Wabi Cycles is a Los Angeles-based company founded by a longtime bike enthusiast, which specializes in fixed-gear/single-speed bicycles. I’ve been riding the Wabi Classic fixed-gear bicycle around for about a month now, and have really gotten to know this bike well in that time. Here’s my Wabi Classic review:
The Wabi Classic bike arrived boxed up and I have to say, it was really well protected in the packaging, with much of the frame also wrapped in cardboard tubes to keep it safe from scuffs and scrapes. After removing those, I really admired the nice finish on the bike – both the paint and the nice welds. It was also nice that there are no tacky decals to remove – this bike has a clean, well-made look about it that you have to admire.

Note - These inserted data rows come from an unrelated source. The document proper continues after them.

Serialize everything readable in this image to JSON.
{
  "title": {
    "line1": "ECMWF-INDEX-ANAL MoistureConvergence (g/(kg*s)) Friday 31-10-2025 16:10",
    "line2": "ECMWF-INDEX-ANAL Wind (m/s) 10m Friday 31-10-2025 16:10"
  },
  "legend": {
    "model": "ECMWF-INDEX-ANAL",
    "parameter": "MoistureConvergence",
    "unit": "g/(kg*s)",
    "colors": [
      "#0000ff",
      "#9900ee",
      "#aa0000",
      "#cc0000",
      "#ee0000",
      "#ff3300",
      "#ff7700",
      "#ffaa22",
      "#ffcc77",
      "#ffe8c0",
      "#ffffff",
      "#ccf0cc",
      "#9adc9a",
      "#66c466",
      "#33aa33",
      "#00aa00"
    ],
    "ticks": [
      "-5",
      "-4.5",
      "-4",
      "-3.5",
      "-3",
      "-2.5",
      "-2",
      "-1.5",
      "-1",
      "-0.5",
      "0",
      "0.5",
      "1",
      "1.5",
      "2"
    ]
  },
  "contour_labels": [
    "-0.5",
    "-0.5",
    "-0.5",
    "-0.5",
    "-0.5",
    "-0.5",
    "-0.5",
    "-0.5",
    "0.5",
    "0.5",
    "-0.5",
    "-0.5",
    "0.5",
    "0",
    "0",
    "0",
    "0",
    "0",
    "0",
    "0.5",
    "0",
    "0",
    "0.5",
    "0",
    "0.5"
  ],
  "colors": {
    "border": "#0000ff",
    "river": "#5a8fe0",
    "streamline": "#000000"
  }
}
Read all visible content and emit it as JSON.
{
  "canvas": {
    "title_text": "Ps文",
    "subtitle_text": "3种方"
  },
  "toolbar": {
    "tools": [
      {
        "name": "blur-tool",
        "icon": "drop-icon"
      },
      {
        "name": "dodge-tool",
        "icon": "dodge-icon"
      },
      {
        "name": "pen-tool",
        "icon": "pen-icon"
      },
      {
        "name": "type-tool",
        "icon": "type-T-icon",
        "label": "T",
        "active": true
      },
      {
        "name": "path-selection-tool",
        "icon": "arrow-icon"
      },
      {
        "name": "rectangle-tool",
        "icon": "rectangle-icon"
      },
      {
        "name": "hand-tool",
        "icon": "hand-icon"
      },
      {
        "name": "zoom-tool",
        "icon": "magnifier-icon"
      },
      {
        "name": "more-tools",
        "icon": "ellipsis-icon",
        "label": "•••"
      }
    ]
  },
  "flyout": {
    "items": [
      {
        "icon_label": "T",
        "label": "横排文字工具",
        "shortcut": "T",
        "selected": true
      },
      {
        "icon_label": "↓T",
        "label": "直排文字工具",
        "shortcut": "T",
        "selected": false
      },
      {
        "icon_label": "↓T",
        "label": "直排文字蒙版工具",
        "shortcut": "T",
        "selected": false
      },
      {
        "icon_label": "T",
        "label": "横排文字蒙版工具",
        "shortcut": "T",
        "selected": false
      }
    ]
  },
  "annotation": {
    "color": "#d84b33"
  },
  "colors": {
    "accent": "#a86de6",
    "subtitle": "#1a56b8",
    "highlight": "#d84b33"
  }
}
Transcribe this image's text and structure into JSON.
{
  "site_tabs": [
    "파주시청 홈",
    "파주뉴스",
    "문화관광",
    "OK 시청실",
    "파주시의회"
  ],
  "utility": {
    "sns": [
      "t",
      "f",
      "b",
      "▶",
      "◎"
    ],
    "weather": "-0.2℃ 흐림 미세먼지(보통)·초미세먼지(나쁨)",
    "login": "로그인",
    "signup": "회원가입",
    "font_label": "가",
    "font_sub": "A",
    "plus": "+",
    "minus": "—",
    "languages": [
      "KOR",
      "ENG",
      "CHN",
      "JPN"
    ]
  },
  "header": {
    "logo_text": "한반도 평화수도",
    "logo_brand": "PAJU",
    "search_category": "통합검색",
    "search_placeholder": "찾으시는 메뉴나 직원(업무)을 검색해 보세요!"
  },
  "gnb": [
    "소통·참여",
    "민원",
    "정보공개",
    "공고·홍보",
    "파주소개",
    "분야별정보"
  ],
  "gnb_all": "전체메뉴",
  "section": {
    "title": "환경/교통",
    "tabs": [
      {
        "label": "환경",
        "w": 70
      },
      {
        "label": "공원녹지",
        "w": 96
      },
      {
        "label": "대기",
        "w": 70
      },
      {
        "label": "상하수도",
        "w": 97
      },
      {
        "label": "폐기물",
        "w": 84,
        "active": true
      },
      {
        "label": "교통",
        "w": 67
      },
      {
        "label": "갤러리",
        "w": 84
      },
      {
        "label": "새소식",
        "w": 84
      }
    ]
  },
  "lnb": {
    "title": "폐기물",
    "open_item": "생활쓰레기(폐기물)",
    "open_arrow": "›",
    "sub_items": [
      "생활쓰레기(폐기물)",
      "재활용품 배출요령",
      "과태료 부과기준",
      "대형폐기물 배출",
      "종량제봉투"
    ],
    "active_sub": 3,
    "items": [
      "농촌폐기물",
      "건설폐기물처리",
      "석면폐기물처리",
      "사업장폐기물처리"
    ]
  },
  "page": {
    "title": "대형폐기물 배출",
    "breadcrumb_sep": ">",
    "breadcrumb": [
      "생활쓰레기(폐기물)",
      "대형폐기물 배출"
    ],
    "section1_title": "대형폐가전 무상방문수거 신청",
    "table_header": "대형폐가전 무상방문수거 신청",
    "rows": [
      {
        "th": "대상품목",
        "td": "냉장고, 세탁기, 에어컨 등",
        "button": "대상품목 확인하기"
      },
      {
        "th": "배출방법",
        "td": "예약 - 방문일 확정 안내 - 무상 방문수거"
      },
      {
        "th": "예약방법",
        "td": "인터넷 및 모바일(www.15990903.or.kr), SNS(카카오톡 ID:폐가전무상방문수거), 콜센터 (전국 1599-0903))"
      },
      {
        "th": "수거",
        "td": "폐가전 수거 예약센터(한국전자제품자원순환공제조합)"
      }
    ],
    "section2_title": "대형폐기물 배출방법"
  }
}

The Wabi Classic frame is made from Reynolds 725 cromoly steel. This is a higher quality of steel than most of the steel bikes out there, and (as I’ll discuss more below) you really can feel the benefit of this quality in the way it rides – the frame quality really makes a difference. But this does not mean it is a heavy bike, because in fact the Wabi Bikes Classic only weighs 18.4 pounds for the whole bike (not just the frame) and feels super light when you pick it up. The frame is also designed using removeable stainless steel cable clips instead of built-in brake cable guides to route the brake cables, so if you plan to remove the brakes the frame will have a clean look like many fixed-gear riders like (legal disclaimer: I’m not recommending this – I like having brakes :-)).
As I mentioned above, the Wabi Classic bicycle comes standard as a fixed-gear bike. Since this blog is focused on cycling for beginners, let me explain that a fixed-gear bike (or fixie) is a bike with one gear that is attached to the rear wheel that always turns with the wheel – meaning you must keep pedaling when the bike is moving (no coasting down hills, etc.). The Wabi Classic’s rear wheel hub is a “flip-flop hub”, meaning you can have a fixed gear on one side and add a freewheel (that allows coasting) on the other side and switch back and forth if you want to, and Wabi has optional freewheels that customers can add for this purpose.
As far as the Wabi Classic’s other components, I’m not aware of any better component mix at this price point. The crank and wheels are good quality, and the brakes were so good they inspired me to change out the brakes on my road bike. For those who are into the details of components, you can see the full list here.
In addition to the option to add a freewheel to the flip-flop hub, Wabi offers customers a lot of options to tailor the Wabi Classic to their needs. You can choose different crank and cog sizes to get the gearing to meet your individual riding needs. In addition to colors, you can also choose saddle type, handlebar type, crank arm lengths, and stem types. Please note that, as with many bikes, pedals are not included (the pedals in the photo are mine), but Wabi has several pedals to choose from.
Now for the really good stuff – how the Wabi Classic feels on the road. As I mentioned above, the frame on the Wabi Classic really translates into a great riding bike. The light-weight Wabi Classic definitely feels quick and nimble, just feels the way a bike should feel, firm with the right type and amount of flex. The gearing felt great to me, and I took the Classic on some of the same training routes I usually ride my road bike on and I was really impressed.
While the saddle was a bit hard and narrow for my aging and ample posterior at first, I grew accustomed to it – and some riders will probably like it from the start (Wabi does offer is a larger saddle option also). Overall, the Wabi Classic is a fixed-gear bike that can be a great training bike for road bike riders as well as just a great all-around bike – a bike that is designed for a great ride, not just to look good.
The verdict: The Wabi Classic is a good looking, well-made bicycle with quality components, light weight and excellent road feel.